Omidubicel

Clinical data
- Trade names: Omisirge
- Other names: omidubicel-onlv
- License data: US DailyMed: Omidubicel;
- Routes of administration: Intravenous
- ATC code: None;

Legal status
- Legal status: US: ℞-only;

Identifiers
- DrugBank: DB17132;
- UNII: ET4JC4S66E;
- KEGG: D12592;

= Omidubicel =

Allogenic cord blood cell therapy

Omidubicel, sold under the brand name Omisirge, is a blood-based cell therapy used for the treatment of blood cancers, and severe aplastic anemia. Omidubicel is a nicotinamide-modified allogeneic hematopoietic progenitor cell therapy derived from cord blood.

The most common adverse reactions include infections, graft-versus-host disease, and infusion reactions.
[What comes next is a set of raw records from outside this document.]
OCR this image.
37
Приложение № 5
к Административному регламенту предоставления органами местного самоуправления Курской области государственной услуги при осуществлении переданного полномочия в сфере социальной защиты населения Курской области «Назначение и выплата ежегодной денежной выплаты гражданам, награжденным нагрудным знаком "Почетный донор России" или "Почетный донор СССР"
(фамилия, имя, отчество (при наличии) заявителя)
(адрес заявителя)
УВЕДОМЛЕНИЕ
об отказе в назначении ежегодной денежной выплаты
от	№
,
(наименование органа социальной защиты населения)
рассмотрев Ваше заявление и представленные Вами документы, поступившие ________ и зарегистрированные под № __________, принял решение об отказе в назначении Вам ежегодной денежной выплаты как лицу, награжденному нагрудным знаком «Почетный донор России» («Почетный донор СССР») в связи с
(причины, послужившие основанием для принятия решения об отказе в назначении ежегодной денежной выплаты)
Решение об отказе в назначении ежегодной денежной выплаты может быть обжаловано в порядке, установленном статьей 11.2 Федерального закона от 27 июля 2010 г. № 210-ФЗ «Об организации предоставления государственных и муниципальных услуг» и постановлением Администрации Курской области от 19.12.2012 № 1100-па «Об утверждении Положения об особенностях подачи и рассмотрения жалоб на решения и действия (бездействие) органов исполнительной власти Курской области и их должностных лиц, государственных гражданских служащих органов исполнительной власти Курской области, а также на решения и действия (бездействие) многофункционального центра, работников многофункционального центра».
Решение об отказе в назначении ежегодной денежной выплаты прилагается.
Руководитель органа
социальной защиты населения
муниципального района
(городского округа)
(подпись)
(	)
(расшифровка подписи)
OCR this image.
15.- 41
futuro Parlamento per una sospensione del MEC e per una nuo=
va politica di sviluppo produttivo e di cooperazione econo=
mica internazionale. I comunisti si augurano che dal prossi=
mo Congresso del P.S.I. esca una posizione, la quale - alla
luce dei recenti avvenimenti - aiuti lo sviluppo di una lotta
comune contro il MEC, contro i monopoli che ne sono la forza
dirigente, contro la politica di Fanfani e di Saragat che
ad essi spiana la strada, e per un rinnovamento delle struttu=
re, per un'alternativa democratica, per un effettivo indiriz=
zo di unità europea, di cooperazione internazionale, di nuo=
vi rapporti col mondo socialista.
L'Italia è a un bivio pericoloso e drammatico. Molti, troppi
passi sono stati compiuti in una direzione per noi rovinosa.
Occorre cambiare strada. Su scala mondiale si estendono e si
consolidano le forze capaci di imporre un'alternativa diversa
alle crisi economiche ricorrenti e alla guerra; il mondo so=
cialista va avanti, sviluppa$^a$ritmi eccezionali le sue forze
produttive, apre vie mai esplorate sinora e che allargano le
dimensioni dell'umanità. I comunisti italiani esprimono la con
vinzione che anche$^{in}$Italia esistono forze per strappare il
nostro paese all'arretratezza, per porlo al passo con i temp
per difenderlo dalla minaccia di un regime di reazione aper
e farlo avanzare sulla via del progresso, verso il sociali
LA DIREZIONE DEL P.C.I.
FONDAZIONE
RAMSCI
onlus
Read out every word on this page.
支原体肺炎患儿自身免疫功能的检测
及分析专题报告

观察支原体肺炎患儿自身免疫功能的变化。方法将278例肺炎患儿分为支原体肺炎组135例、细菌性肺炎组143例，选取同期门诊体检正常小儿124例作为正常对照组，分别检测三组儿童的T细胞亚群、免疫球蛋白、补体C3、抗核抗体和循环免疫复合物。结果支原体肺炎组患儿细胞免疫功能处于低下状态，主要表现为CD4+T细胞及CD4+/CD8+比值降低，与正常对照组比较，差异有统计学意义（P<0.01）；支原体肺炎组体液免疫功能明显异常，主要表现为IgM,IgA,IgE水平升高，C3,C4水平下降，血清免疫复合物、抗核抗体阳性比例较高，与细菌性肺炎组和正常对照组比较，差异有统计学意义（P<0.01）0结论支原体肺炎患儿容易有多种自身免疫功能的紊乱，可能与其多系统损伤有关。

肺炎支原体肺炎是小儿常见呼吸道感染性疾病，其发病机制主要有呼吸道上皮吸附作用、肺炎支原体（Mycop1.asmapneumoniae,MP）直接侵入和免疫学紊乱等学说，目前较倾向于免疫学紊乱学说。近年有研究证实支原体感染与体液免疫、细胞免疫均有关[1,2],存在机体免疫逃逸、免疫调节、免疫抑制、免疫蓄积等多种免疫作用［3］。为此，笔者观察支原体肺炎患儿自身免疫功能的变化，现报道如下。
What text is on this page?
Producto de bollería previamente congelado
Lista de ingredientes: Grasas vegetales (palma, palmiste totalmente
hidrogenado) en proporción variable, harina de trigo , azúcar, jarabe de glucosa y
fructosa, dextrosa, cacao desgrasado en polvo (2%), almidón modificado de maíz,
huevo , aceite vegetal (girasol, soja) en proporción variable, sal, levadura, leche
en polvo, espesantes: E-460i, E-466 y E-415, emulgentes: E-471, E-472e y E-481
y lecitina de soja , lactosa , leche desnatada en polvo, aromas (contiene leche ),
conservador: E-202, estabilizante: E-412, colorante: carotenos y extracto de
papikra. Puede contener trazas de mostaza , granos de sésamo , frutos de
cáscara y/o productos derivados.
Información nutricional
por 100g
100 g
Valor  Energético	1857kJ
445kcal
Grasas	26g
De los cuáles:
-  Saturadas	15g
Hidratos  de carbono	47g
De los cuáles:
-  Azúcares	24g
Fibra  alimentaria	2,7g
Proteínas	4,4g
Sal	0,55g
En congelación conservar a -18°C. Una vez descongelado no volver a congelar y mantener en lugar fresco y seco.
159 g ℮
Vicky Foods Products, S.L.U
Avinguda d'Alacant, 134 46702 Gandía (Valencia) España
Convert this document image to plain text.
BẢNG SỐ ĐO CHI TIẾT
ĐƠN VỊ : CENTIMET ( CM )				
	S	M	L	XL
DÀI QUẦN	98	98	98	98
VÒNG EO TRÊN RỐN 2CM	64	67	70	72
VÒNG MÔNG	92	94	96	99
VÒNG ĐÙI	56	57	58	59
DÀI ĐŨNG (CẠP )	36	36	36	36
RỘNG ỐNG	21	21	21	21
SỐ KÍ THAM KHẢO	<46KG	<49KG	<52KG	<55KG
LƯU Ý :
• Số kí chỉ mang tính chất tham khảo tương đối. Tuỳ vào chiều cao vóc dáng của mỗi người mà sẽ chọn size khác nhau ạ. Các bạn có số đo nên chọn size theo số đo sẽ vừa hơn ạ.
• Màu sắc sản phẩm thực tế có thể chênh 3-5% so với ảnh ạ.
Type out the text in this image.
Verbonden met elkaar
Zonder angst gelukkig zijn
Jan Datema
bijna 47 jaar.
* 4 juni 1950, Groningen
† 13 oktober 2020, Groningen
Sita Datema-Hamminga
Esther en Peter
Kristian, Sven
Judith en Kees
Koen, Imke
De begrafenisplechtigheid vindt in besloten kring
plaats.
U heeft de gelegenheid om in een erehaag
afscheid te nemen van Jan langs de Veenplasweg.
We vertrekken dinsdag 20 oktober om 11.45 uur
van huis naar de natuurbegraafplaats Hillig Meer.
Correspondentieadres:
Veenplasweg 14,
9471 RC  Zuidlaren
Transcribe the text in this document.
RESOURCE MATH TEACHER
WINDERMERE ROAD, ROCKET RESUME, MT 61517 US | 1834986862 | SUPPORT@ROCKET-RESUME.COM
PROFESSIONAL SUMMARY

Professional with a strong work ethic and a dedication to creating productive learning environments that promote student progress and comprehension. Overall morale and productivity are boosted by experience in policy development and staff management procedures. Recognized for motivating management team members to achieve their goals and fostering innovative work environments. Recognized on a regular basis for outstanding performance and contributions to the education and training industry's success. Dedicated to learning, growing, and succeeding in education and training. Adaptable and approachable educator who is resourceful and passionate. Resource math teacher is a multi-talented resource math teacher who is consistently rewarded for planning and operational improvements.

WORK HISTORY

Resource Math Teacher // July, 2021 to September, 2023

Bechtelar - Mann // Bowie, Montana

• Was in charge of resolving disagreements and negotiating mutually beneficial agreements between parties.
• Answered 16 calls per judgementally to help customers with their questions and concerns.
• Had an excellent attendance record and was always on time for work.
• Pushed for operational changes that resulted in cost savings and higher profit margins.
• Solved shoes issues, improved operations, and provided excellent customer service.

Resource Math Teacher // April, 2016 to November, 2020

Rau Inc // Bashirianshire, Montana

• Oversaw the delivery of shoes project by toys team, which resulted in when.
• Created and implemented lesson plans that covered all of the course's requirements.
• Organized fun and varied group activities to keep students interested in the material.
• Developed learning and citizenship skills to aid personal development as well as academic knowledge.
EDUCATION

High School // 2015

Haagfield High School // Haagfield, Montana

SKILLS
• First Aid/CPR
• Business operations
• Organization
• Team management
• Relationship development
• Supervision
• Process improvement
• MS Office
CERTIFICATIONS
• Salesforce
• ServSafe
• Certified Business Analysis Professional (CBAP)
Omidubicel is composed of human allogeneic stem cells from umbilical cord blood that are processed and cultured with nicotinamide (a form of vitamin B3). Each dose is patient-specific, containing healthy stem cells from an allogeneic pre-screened donor, meaning it comes from a different individual rather than using the patient's own cells. Omidubicel was approved for medical use in the United States in April 2023.

== Medical uses ==
Omidubicel is indicated for use in people twelve years of age and older with blood cancers (hematologic malignancies) planned for umbilical cord blood transplantation following myeloablative conditioning to reduce the time to neutrophil recovery and the incidence of infection; and for use in people six years of age and older with severe aplastic anemia following reduced intensity conditioning.

== History ==
The US Food and Drug Administration (FDA) evaluated the safety and effectiveness of omidubicel based on a randomized, multicenter study comparing transplantation of omidubicel to transplantation of umbilical cord blood, in subjects between the ages of 12 and 65 years. The study enrolled a total of 125 participants. All participants in the study had confirmed blood cancers. The efficacy of omidubicel was based on the amount of time needed for recovery of the participant's neutrophils (a type of white blood cell that helps protect the body from infections) and the incidence of infections following transplantation. In total, 125 participants were randomized--62 participants to receive omidubicel-onlv and 63 to the unmanipulated cord blood group. Fifty-two participants were transplanted with omidubicel-onlv receiving a median CD34+ cell dose of 9.0 X 106 cells/kg (range 2.1 – 47.6 X 106 cells/kg). Fifty-six participants were transplanted in the unmanipulated cord blood arm with one or two cord units (66% received two cord units). In the 42 participants with reported post-thaw cell dose, the median CD34+ cell dose was 0.2 X 106 cells/kg (range 0.0 – 0.8 X 106 cells/kg). Multiple conditioning regimens were used, including total body irradiation-based or chemotherapy-based options.

The FDA granted the application for omidubicel priority review, breakthrough therapy, and orphan drug designations. The FDA granted regular approval of Omisirge to Gamida Cell Ltd.